Dmitry Peskov, juru bicara Kremlin, menyatakan bahwa pemblokiran WhatsApp merupakan konsekuensi dari Meta yang tidak mematuhi hukum Rusia. Selain itu, pengadilan di Rusia juga telah memberikan denda kepada WhatsApp beberapa kali karena gagal menghapus konten ilegal sesuai peraturan yang berlaku.

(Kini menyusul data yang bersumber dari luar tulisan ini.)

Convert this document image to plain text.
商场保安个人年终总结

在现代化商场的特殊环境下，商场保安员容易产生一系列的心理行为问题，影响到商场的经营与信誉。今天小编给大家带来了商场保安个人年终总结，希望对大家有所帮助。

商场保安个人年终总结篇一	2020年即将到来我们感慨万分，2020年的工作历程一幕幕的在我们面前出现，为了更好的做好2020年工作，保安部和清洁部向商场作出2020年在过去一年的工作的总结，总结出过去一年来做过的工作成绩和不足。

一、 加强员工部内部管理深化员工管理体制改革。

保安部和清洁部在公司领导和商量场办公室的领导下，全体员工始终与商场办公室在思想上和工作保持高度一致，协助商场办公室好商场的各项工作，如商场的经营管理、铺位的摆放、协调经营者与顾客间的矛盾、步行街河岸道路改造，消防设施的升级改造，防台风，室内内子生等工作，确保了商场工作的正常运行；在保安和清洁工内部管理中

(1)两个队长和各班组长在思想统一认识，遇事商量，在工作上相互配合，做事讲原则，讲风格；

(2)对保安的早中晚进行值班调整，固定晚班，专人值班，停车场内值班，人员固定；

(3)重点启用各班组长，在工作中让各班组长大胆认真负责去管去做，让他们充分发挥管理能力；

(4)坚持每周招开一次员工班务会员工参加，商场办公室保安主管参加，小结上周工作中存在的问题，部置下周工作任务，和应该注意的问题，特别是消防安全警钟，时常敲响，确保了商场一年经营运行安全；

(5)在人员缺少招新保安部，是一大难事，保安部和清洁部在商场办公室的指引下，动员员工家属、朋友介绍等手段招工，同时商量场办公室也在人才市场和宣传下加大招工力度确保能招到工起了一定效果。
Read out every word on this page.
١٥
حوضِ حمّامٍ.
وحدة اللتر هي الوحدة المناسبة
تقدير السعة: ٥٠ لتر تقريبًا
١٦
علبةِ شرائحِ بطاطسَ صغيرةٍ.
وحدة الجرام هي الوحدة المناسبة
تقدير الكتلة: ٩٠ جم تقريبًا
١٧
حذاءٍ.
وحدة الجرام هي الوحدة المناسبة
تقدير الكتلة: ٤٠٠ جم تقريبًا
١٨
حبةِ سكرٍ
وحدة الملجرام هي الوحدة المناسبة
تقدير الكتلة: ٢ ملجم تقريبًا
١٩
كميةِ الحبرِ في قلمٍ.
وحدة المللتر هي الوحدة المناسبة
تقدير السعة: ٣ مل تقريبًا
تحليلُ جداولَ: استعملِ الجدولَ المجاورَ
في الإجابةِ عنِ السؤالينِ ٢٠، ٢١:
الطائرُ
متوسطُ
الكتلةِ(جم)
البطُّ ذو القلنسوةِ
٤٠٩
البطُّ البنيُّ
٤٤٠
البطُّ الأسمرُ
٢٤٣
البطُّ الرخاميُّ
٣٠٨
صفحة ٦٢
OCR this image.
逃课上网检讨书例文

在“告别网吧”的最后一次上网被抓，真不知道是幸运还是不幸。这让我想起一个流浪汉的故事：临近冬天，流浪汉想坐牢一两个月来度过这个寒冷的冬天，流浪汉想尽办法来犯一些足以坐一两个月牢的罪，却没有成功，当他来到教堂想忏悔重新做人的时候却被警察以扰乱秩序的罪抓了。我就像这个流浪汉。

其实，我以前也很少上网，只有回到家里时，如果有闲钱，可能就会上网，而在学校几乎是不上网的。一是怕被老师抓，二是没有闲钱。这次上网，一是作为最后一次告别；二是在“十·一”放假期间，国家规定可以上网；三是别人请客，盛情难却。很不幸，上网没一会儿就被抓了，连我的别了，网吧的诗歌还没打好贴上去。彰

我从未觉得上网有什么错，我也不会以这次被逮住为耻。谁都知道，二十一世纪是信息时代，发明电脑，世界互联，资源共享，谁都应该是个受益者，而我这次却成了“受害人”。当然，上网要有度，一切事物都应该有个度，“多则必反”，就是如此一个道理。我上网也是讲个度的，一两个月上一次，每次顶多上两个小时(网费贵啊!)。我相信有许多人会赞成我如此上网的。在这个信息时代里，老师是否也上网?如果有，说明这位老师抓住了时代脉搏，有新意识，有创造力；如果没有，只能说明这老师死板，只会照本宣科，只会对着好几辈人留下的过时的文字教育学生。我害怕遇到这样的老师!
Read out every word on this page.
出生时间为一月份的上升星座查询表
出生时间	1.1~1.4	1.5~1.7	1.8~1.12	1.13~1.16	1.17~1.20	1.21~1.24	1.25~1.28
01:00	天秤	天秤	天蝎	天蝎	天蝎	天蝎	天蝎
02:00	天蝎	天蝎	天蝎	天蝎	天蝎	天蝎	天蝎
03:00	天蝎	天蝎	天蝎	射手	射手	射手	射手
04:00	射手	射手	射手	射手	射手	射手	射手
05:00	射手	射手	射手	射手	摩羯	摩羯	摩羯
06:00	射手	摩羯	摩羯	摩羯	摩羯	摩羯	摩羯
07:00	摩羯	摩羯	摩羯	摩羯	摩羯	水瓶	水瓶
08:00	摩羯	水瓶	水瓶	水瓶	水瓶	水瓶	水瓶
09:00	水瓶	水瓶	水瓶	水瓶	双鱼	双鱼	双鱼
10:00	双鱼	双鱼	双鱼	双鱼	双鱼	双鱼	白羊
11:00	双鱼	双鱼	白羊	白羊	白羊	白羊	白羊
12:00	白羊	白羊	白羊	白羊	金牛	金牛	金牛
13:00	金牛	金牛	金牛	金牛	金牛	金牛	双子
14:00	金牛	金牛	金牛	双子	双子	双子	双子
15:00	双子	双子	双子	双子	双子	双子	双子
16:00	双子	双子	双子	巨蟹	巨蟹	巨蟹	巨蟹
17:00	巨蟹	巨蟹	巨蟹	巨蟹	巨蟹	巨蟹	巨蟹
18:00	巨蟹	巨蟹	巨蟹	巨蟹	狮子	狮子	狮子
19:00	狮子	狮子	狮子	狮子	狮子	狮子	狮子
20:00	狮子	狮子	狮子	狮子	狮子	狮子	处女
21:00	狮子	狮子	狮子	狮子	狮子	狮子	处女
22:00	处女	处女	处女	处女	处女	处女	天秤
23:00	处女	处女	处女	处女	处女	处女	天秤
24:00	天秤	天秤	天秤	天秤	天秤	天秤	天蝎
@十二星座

Sebagai alternatif, pemerintah Rusia merekomendasikan pengguna untuk menggunakan aplikasi pesan instan lokal MAX. Sejak blokir WhatsApp diberlakukan, banyak warga Rusia dilaporkan hanya bisa mengakses WhatsApp melalui jaringan pribadi virtual (VPN).
Langkah pemblokiran WhatsApp di Rusia memperlihatkan ketegangan antara pemerintah dan perusahaan teknologi asing terkait regulasi dan kontrol informasi. Selain itu, pemblokiran ini juga mendorong percepatan penggunaan aplikasi pesan lokal sebagai bagian dari upaya kedaulatan digital Rusia.